Si l’absence du support vocal peut altérer la signification des textes, il rend parfois ceux-ci plus compréhensibles en donnant le temps et l’espace nécessaires pour mieux les approcher. Qui plus est, les textes sont à ce point rythmés qu’on entend la musique propre à chaque slammeur presque aussi bien à l’écrit qu’à l’oral. Et si vous n’êtes pas convaincus, vous pouvez toujours écouter le disque qui se trouve à la fin de l’anthologie. Vous y trouverez la voix, mais il manquera encore le corps.
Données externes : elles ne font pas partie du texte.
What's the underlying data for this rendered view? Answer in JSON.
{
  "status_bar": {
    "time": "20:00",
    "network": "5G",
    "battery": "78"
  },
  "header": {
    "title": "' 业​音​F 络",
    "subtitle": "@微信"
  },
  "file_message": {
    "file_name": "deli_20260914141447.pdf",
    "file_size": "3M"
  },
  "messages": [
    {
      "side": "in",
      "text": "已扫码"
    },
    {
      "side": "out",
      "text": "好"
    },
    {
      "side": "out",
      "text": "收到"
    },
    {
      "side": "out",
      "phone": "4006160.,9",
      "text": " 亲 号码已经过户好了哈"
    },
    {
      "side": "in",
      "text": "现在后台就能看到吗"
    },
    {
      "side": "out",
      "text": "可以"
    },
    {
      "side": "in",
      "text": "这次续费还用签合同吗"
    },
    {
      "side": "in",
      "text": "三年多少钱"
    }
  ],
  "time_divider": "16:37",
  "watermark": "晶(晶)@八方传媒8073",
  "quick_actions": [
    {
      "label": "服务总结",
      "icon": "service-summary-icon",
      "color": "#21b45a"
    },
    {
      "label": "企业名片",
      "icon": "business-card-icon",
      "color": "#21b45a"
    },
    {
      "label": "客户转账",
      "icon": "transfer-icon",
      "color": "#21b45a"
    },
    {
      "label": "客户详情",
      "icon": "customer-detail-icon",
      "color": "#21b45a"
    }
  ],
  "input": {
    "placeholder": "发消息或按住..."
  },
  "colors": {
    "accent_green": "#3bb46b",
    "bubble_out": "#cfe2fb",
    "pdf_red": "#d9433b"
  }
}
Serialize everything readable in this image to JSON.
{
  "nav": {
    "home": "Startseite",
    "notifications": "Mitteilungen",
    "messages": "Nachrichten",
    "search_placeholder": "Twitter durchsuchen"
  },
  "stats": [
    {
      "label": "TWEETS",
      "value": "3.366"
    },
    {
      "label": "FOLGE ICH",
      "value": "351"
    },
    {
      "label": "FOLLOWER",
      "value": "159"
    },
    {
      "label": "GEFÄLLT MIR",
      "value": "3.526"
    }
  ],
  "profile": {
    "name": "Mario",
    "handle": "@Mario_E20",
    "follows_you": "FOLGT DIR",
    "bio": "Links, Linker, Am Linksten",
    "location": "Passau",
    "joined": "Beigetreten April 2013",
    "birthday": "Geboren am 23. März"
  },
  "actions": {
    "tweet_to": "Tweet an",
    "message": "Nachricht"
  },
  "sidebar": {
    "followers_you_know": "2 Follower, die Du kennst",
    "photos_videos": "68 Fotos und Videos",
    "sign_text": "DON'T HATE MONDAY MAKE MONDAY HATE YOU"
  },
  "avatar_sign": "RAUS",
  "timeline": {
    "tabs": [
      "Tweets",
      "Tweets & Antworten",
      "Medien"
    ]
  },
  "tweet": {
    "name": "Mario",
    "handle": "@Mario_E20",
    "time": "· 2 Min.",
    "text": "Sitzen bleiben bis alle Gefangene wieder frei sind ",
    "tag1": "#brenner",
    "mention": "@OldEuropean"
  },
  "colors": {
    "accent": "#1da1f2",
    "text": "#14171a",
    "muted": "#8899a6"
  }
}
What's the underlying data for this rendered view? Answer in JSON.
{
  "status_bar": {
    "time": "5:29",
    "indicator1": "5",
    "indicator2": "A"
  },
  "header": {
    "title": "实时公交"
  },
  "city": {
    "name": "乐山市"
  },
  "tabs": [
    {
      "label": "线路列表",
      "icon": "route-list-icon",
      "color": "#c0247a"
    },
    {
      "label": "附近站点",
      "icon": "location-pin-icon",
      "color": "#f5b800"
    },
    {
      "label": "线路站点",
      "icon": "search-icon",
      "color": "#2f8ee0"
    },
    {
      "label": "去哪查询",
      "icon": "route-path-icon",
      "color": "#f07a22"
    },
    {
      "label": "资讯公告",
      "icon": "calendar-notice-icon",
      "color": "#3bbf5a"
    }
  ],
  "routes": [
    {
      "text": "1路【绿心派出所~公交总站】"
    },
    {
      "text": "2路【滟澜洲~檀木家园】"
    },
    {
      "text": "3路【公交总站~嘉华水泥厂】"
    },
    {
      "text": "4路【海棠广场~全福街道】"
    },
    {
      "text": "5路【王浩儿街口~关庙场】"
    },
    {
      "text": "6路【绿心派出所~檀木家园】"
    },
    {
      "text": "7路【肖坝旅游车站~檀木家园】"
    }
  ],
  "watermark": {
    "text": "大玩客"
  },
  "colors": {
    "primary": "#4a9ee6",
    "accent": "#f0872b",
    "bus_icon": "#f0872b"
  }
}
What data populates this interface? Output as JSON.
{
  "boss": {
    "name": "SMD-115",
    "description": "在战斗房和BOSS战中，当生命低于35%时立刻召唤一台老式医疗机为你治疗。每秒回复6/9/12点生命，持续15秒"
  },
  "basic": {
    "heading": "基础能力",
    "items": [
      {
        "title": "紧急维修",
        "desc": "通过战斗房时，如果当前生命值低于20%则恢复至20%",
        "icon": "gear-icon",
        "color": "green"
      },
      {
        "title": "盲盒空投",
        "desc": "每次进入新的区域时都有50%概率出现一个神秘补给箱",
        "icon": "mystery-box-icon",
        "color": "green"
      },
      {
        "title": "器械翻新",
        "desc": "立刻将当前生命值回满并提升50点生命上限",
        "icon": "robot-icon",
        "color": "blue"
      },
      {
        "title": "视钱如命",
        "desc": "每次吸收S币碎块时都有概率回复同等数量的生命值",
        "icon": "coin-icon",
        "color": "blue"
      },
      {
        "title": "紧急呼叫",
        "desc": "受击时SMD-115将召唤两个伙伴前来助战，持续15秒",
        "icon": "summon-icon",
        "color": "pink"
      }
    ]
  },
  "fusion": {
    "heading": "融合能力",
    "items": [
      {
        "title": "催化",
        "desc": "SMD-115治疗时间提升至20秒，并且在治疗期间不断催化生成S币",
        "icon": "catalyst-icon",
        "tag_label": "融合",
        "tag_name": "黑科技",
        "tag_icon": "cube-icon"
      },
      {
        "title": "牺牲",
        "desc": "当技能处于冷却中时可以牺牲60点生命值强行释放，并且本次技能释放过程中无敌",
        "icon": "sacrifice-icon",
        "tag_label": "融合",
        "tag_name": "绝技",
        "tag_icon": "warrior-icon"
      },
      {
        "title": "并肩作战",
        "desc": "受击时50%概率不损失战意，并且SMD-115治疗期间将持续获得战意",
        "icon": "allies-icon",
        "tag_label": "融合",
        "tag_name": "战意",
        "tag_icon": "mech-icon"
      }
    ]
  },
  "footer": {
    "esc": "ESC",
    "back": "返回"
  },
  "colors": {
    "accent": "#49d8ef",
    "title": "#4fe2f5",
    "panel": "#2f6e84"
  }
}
La plupart des textes de Blah! jettent un regard lucide sur la vie, condamnent la société de consommation, le racisme, l’inégalité des classes sociales et prônent l’interculturalisme et le mieux-être par l’art. Les riches sont les méchants, les pauvres sont gentils. Pas de place pour la nuance ou les exceptions: «Les pauvres baisent mieux que les riches / C’est comme pour l’art / C’est quand on les oppresse que les gens crachent le meilleur d’eux-mêmes», dit le texte de B.Izard. Ou encore le Haikus de Nada qui met en scène «Un quinquagénaire / Trois adolescentes / Une partouze mythique / Viagra» Ces textes datent du début des années 2000: c’est vous dire combien certaines choses ne changent pas.
De toute évidence, le slam renouvelle le genre poétique et le modernise en lui donnant une tribune. Il est non seulement un acte de résistance mais une tentative de redonner souffle et corps à une poésie qu’on avait oubliée dans des livres poussiéreux et des discussions stériles. Le slam, selon Félix J., c’est une «langue de trottoir», une «tentative de dialogue», et si les textes comme la formule souvent dérangent et font peur, ce n’est pas parce qu’ils ont été écrits par des anciens toxicomanes, des immigrants ou simplement par des gens en colère, c’est, assurément, parce qu’ils crèvent de vérité. Blah! nous donne l’impression que pour les slammeurs, la poésie est une question de survie: il faut parler, ou bien crever.